When the Atlanta Braves lost three of four to the Dodgers last week, I was very close to saying, “That’s all, folks.” (And I’m normally pretty cautious about such proclamations, having been wrong so often.) The Braves had gone 0-8 on the West Coast and had come home to lose four of seven. They’d gone 3-12 at a time when you don’t need to be going 3-12.
They were one game above .500. They were six games behind Washington in the National League East. They’d fallen to fourth in the wild-card pecking order. They had nothing going for them, and they were about to face the Oakland A’s, holders of the best record in baseball. But look now.
They swept the A’s. They’ve twice steamrolled the Pirates, who entered the week tied with the Braves in the wild-card standings, winning by the aggregate score of 18-6. (As we know, whole weeks have passed without this team scoring 18 runs.) They’ve drawn even with the Giants for the second wild-card spot.

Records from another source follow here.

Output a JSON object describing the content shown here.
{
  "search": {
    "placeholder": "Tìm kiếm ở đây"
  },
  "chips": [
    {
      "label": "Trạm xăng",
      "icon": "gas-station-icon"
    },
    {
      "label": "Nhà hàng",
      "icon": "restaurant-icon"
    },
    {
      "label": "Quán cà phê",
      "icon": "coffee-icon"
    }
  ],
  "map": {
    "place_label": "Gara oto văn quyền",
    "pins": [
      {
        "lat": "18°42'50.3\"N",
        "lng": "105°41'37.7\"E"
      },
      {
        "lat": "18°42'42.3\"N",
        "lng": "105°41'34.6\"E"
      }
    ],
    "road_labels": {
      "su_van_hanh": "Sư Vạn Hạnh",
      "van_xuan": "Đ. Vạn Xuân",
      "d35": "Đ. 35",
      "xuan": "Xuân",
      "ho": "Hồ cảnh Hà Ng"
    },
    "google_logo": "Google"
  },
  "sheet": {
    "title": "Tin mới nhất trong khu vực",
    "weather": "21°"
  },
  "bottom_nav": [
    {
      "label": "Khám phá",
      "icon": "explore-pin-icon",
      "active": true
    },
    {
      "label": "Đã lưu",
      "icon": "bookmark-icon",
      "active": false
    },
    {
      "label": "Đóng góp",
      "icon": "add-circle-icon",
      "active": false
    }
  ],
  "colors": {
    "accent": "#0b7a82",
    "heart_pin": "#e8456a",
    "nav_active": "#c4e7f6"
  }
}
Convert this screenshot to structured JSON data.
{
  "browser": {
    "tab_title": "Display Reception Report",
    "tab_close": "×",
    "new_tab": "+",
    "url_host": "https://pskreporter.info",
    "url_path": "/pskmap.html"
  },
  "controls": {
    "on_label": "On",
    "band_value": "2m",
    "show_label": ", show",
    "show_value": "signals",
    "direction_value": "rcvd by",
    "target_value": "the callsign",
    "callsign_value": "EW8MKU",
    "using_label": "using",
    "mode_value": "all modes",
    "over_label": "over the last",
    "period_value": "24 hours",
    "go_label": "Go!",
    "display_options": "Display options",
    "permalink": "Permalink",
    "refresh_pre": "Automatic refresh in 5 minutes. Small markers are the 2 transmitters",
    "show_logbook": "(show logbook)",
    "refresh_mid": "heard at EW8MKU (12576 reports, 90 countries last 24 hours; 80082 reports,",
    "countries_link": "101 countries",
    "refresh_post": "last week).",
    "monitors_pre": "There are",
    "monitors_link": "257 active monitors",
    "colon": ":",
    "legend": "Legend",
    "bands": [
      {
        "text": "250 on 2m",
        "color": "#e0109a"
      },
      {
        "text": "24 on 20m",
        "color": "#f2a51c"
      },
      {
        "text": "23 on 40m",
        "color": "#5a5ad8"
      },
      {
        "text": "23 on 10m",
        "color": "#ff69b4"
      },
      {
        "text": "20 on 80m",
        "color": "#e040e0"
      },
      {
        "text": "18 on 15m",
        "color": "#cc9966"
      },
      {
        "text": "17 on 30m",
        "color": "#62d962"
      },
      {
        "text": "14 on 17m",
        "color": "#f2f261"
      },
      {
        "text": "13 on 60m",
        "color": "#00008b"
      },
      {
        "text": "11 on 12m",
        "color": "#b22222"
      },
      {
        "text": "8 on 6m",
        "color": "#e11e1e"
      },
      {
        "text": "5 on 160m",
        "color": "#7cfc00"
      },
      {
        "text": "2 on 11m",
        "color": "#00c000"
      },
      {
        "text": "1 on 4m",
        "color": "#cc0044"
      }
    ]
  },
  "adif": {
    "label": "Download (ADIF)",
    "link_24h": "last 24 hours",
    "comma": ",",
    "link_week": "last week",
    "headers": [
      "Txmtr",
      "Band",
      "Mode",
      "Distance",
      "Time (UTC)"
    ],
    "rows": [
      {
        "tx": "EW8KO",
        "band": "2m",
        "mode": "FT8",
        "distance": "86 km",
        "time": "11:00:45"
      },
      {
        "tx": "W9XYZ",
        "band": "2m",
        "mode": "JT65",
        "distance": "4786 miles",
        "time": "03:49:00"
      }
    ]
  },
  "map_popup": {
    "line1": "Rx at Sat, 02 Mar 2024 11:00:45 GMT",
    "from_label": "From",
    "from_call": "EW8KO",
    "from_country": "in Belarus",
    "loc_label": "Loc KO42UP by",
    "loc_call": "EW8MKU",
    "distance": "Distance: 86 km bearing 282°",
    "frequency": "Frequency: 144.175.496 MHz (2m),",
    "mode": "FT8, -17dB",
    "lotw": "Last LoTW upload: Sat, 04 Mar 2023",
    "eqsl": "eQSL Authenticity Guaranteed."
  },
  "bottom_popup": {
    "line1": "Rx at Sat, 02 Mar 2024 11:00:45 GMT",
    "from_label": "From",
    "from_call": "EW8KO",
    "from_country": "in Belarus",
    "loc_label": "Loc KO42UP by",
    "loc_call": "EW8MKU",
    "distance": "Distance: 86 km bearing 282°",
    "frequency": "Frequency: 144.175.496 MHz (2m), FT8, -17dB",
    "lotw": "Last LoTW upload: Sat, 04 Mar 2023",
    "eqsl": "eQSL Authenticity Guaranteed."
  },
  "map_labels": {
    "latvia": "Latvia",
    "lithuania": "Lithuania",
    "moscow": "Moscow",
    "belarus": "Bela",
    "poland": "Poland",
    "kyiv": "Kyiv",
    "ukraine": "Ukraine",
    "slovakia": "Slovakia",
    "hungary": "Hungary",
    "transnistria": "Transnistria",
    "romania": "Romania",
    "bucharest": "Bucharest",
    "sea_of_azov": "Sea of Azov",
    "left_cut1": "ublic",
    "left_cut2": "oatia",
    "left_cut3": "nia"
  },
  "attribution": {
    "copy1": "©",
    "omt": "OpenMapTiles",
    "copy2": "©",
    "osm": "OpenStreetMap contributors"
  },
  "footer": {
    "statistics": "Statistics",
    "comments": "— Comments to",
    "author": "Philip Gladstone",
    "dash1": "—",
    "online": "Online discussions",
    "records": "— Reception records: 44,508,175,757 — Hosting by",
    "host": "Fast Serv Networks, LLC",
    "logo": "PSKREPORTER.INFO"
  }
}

The team that was all but done has roused itself. Some will point to Freddie Freeman’s pregame message — “We’ve got to go; the time is now” — before Game 1 against Oakland. Some will point to his three-run homer later that night. Some will point to Phil Gosselin’s insertion into the starting lineup. Some will point to Jason Heyward batting leadoff again. Some, rightly, will point to the nature of the sport itself: Just because a baseball team loses eight in a row doesn’t mean it will lose the next eight or the next 80.
Me, I’d point to Justin Upton. He’s 8-for-19 with three home runs and eight RBI’s over these five games. The first home came in the first inning of Game 1 against Oakland and set the tone. The next put the Braves ahead to stay against Jon Lester in Game 3. The next, a three-run shot, broke open Tuesday’s game.
Not to put to fine a point on it, but this is why the Braves traded for Justin Upton. He’s a major talent. He’s capable of carrying a team. He did it in April 2013, a month that essentially won the NL East for the Braves. He’s doing it now. When he gets going, he’s really something.